We take the pot and a jar of goat milk out and settle into deck chairs. We chat about how we should position the bales; there are two pens, Trinity's and the main ewe pen, and since I don't want to keep buying separate hay for him, we try to figure out a way to set the bale up so that he can have access to it at the same time as the ewes. As we talk our neighborhood-resident eagle flies by, low enough that I can see his (her?) feet curled underneath him. Five minutes later one of the cranes circles just as low overhead. I can see its red crown, the places where feathers have dropped in molt from its wings. The crane soars in a wide oval above us, coasting; it drifts back down to the horse pens, then beats its wings to regain altitude and soar over us again. It makes a third pass, circling the opposite direction this time. It hangs its legs in its own slipstream, ruddering right, threading adroitly between a spruce-top and the crown of a birch tree. The spruce top passes just under its right wing, but the crane tips neither wing nor leg against its reaching branches and executes a neat turn around it, figure-eighting a glide back into the horse pens to rejoin the other cranes.
The cranes are allowed in the horse pens but not up on the lawn, because they like to kill and eat baby chickens. Unfortunately they tend to stick their long beaks through the chicken wire and grab the chicks by their heads and pull. Unable to get the entire chick back through the wire, they end up with just the head - and Wildwood ends up with a lot of decapitated baby chicks all dead in their pen. Kind of grim to come home to. This, not surprisingly, is Seriously Not Okay with Wildwood, so the dogs have been encouraged to run around and bark madly any time the cranes fly low over the lawn. They - and the cranes - have an understanding about this: In the horse pens, the cranes are welcome. On the lawn, near the chickens, they are not. This works well for the Wildwood crew - and evidently for the cranes, because they come back year after year, stalking elegantly around the horse pen, picking up stray bits of grain, hopping up and down, wings a-flutter, in their social displays. Flying overhead in pairs, crying their strange, compelling, warbling song to each other.
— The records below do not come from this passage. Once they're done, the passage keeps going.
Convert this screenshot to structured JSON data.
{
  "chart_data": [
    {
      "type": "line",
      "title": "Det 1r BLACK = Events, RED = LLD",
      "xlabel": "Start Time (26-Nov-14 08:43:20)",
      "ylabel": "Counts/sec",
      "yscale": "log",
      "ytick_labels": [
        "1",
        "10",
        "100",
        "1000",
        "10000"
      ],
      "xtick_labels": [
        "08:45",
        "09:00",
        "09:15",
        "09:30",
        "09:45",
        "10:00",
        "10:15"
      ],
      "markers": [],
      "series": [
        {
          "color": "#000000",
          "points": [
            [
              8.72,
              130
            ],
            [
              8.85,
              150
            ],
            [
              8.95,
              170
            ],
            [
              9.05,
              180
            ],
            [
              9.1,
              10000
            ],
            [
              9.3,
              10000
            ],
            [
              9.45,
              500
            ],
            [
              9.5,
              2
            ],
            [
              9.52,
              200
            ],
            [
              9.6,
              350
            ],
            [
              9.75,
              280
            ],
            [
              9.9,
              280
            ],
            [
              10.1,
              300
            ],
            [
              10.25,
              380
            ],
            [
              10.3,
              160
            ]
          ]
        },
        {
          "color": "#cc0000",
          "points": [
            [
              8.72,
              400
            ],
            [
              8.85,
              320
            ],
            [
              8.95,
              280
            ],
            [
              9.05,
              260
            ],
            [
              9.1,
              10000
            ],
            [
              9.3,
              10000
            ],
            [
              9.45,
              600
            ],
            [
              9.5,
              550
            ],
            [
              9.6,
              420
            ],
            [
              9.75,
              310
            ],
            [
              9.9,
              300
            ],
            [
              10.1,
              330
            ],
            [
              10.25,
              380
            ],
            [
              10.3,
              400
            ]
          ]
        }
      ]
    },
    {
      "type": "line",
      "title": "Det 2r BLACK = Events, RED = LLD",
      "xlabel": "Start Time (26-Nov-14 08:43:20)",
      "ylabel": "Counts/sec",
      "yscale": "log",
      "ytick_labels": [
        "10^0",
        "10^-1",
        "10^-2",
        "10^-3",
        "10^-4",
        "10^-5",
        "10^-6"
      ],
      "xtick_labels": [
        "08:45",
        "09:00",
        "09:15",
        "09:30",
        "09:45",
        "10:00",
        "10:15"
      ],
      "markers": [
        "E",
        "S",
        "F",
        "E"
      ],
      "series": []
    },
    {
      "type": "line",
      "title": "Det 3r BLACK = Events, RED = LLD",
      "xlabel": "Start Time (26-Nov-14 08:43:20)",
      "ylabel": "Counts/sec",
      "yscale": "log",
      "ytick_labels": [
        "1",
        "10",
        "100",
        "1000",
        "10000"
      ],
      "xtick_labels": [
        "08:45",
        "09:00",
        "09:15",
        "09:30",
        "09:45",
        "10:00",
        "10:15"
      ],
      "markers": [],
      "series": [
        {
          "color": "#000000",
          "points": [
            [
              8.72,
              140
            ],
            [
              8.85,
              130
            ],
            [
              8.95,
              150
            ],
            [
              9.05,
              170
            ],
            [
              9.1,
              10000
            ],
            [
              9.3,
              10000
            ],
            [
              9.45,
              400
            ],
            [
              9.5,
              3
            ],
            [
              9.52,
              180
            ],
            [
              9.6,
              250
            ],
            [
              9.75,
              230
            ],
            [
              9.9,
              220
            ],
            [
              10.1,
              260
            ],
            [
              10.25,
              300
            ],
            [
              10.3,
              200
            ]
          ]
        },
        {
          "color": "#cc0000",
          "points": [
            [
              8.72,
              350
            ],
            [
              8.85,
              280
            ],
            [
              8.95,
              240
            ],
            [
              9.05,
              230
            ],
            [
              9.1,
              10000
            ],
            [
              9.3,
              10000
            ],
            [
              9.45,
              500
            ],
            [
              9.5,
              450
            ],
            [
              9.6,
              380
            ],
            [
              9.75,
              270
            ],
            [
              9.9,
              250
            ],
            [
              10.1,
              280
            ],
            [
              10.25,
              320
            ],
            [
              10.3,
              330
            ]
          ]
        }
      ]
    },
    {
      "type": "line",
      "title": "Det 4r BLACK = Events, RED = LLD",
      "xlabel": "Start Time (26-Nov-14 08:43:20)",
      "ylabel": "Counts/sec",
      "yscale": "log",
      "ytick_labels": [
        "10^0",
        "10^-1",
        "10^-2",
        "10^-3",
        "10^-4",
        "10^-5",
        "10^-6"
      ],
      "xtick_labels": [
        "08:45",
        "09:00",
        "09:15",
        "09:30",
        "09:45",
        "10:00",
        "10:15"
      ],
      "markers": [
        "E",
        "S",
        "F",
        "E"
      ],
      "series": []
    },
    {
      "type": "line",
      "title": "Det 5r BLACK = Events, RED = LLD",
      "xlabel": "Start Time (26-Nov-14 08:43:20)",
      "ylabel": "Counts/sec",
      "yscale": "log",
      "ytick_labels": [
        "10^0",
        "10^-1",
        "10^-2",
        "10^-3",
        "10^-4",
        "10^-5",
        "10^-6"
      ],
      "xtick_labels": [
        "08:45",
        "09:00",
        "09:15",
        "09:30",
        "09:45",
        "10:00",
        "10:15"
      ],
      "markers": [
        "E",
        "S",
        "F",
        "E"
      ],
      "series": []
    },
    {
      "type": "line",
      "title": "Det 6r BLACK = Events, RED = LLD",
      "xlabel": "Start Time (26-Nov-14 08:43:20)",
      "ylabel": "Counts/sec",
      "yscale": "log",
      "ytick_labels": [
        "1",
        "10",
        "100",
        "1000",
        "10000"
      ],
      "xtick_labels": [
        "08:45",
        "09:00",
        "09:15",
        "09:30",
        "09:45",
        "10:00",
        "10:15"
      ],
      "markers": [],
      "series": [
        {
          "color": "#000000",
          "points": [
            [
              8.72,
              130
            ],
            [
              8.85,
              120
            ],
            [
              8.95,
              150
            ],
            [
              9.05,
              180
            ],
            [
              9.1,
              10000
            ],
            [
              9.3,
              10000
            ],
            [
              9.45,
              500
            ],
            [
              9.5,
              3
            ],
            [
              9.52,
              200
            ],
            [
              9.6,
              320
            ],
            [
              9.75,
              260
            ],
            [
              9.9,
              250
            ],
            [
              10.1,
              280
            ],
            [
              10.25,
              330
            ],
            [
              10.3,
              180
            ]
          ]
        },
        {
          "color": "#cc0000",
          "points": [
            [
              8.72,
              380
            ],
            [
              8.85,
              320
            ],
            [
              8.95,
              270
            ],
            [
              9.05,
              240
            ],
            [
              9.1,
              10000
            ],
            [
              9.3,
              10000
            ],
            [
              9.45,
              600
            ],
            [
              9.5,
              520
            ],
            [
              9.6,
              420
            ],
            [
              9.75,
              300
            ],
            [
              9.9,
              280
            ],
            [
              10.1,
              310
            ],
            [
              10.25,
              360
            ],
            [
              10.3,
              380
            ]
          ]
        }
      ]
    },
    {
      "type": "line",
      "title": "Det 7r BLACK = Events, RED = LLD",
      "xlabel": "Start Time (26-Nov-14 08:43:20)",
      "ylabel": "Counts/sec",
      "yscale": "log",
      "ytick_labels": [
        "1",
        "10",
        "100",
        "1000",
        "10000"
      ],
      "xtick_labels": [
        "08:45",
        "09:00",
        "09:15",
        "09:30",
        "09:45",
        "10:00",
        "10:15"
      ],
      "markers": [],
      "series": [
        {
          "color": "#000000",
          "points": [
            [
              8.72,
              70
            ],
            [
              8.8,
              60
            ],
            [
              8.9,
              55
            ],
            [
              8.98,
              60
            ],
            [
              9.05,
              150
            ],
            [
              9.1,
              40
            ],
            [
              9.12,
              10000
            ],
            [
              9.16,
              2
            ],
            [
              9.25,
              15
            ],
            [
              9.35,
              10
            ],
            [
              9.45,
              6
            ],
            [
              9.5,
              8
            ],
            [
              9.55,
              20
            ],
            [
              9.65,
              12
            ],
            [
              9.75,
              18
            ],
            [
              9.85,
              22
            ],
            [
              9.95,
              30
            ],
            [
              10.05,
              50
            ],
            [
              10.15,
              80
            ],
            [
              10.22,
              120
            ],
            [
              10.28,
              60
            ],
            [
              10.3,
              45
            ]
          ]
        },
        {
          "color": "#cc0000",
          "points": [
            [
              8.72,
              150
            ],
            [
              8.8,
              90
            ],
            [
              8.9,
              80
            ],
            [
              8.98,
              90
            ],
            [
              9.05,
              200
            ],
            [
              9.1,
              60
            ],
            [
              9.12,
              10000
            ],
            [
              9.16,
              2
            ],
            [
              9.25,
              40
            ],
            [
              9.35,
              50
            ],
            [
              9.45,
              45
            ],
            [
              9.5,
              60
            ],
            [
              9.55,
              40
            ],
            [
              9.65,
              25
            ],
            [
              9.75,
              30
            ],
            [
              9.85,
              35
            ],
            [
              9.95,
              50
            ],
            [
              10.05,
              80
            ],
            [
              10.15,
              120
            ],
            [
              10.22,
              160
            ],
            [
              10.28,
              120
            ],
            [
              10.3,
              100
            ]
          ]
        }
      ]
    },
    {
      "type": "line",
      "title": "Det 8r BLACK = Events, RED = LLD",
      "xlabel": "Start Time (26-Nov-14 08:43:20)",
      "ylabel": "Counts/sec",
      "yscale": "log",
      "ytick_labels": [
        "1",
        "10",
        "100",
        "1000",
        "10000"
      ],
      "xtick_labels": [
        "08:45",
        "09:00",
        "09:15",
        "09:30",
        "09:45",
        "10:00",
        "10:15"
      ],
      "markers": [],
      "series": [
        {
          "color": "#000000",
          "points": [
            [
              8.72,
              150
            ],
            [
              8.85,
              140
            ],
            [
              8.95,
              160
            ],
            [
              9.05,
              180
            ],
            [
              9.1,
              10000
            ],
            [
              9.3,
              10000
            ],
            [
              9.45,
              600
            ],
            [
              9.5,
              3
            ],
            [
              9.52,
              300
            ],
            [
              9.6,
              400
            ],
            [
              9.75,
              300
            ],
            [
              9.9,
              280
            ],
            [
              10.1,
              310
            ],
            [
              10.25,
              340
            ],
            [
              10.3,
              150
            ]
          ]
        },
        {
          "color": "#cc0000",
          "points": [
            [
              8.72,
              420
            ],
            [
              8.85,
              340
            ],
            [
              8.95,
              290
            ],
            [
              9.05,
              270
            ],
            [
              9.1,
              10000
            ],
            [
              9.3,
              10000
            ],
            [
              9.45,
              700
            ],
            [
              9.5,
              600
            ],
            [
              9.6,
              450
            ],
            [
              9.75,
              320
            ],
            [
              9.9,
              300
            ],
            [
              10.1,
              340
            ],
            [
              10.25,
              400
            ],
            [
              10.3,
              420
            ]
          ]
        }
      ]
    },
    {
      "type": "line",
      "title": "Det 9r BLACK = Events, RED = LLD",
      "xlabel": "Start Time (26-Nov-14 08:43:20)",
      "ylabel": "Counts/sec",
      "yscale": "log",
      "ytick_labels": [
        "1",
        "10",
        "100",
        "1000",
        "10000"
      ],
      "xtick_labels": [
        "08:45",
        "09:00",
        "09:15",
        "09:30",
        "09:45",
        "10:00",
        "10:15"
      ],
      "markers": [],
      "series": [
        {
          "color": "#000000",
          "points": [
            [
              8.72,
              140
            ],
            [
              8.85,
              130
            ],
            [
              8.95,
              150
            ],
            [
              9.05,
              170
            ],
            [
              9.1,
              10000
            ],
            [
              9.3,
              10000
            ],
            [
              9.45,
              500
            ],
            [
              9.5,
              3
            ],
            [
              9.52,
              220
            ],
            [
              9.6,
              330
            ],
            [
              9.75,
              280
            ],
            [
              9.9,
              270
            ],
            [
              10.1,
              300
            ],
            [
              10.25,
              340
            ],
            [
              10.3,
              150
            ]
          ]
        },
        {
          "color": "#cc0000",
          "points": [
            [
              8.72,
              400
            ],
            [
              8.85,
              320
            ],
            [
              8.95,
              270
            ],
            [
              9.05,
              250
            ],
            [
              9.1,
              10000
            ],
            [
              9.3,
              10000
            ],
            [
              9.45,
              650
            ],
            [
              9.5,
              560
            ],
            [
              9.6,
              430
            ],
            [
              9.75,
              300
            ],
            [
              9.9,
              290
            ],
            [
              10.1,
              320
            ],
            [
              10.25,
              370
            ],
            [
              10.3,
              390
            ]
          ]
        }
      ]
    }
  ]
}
While the crane flies, we debate whether or not they're graceful on the wing. I think they are; Rae thinks they're not. It turns out that what I see as a peculiar grace strikes Rae more as just peculiar - and perhaps she's right. But I can't help it: When I see them, I think of grace.
For a while we talk of writing. Rae is herself a published author, and has plans for some books after the spring chores are lined out a little further. I talk about a work of fiction my agent has suggested I write, a story I started at her behest and in part from curiosity, but one which has caught my attention now. (And, sorry to say, distracted me from the blog and my other book. This is temporary, I assure you. And besides, I have no idea if this story is any good. It's in the hands of my proof-readers as we speak. They are tasked with telling me if it's crap or not: Not much point in continuing, if it it is.)
After the Wildwood Writer's Conference concludes, Rae fixes me with a stern look.
"I'm pretty sure that you left here last time without milk and eggs," she scolds me.
"Oops, sorry," I say, grinning. "Have to send me back for retraining."
"I should say," Rae agrees, gathering up the empty coffee pot and her cup. I take the milk and my own mug. I swap them for a dozen eggs and about one and a half quarts of fresh goat milk. Hmm. I'm not quite sure how being offered coffee has morphed into me taking home fresh eggs and milk, but there you are. It's a strange alchemy, but not an unusual one at Wildwood. I plan to randomly seed their kitchen with empty Ball canning jars and see what happens. It's not quite spontaneous generation; more like some kind of transformative magic involving benevolent elves.
So now I'm reawakening my blogging muscles, giving them a little stretch. After all, I have to limber up a little before I'll be ready to regale you with some of my less dignified visits to Wildwood of late.
We can't all be as self-possessed as the Hay Dude.